The relationship between year and hf_rank is a positive linear relationship.
target <- lm(year ~ hf_rank, data = hfi)
summary(target)
##
## Call:
## lm(formula = year ~ hf_rank, data = hfi)
##
## Residuals:
## Min 1Q Median 3Q Max
## -4.3787 -2.1659 -0.0095 2.1083 4.2053
##
## Coefficients:
## Estimate Std. Error t value Pr(>|t|)
## (Intercept) 2.012e+03 1.380e-01 14574.330 < 2e-16 ***
## hf_rank 4.171e-03 1.552e-03 2.687 0.00729 **
## ---
## Signif. codes: 0 '***' 0.001 '**' 0.01 '*' 0.05 '.' 0.1 ' ' 1
##
## Residual standard error: 2.563 on 1376 degrees of freedom
## (80 observations deleted due to missingness)
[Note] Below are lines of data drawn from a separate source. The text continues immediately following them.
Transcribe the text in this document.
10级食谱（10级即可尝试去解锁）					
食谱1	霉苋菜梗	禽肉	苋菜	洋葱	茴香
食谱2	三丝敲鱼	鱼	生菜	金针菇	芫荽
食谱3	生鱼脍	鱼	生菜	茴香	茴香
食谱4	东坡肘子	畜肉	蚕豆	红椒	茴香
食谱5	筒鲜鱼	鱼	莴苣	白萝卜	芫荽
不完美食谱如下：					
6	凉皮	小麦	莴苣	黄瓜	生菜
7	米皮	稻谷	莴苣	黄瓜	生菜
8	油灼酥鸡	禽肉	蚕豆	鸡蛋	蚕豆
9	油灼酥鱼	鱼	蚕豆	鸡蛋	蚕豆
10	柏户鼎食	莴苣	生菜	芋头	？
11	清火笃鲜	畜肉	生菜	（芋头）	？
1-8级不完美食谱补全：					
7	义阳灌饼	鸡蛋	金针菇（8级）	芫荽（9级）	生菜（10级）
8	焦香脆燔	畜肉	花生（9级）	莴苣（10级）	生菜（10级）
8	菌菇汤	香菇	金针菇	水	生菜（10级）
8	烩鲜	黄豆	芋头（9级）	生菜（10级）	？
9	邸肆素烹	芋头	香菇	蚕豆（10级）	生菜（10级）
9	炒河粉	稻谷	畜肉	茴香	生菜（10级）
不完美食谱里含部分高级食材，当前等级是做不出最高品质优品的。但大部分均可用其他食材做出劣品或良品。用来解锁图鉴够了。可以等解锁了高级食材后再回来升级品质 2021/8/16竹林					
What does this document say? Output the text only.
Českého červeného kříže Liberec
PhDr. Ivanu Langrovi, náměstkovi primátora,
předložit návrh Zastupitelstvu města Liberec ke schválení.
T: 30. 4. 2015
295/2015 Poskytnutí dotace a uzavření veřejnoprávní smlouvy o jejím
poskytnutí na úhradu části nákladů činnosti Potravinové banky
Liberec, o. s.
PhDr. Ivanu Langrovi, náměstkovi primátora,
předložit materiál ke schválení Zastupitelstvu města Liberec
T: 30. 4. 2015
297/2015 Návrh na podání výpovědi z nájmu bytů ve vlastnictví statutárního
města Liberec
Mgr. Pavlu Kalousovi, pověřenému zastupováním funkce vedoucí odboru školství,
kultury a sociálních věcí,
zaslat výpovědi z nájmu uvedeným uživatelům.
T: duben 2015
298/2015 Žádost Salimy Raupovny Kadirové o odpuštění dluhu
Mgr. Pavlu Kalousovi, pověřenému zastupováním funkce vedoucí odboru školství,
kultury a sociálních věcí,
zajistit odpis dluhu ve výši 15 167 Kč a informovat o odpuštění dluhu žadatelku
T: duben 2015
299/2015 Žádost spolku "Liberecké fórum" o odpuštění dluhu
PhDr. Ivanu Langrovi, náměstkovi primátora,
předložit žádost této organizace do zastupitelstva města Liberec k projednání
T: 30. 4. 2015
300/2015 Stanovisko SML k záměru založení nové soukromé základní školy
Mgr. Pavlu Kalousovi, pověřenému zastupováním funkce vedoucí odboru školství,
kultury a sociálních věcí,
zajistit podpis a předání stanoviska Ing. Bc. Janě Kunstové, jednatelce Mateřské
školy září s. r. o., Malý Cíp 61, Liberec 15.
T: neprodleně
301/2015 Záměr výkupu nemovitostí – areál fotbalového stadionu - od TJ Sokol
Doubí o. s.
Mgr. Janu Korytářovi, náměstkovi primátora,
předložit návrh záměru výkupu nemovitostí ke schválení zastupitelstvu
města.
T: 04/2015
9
## Multiple R-squared: 0.005221, Adjusted R-squared: 0.004498
## F-statistic: 7.222 on 1 and 1376 DF, p-value: 0.007289
So my R-Squared value is significantly lower than R-Squared value between pf_expression_control and pf_score?
Given the low correlation, my independent variable does not predict my dependent one well.
legal <- lm(hfi$year ~ hfi$ef_legal_protection)
summary(legal)
##
## Call:
## lm(formula = hfi$year ~ hfi$ef_legal_protection)
##
## Residuals:
## Min 1Q Median 3Q Max
## -4.3014 -2.1748 -0.1263 1.9067 3.9571
##
## Coefficients:
## Estimate Std. Error t value Pr(>|t|)
## (Intercept) 2012.35942 0.24023 8376.823 <2e-16 ***
## hfi$ef_legal_protection -0.03408 0.04127 -0.826 0.409
## ---
## Signif. codes: 0 '***' 0.001 '**' 0.01 '*' 0.05 '.' 0.1 ' ' 1
##
## Residual standard error: 2.547 on 1287 degrees of freedom
## (169 observations deleted due to missingness)
## Multiple R-squared: 0.0005295, Adjusted R-squared: -0.0002471
## F-statistic: 0.6818 on 1 and 1287 DF, p-value: 0.4091
Honestly, I’m finding the relationships of freedom relationships and time to be rather interesting. I really like the idea that legal protections are time independent, but at the same time I was hoping that they would be improving (indicating a positive linear relationship)
This model has an R-Square value akin to my previous time based metric, which seems to indicate that freedom and time do not have a relationship.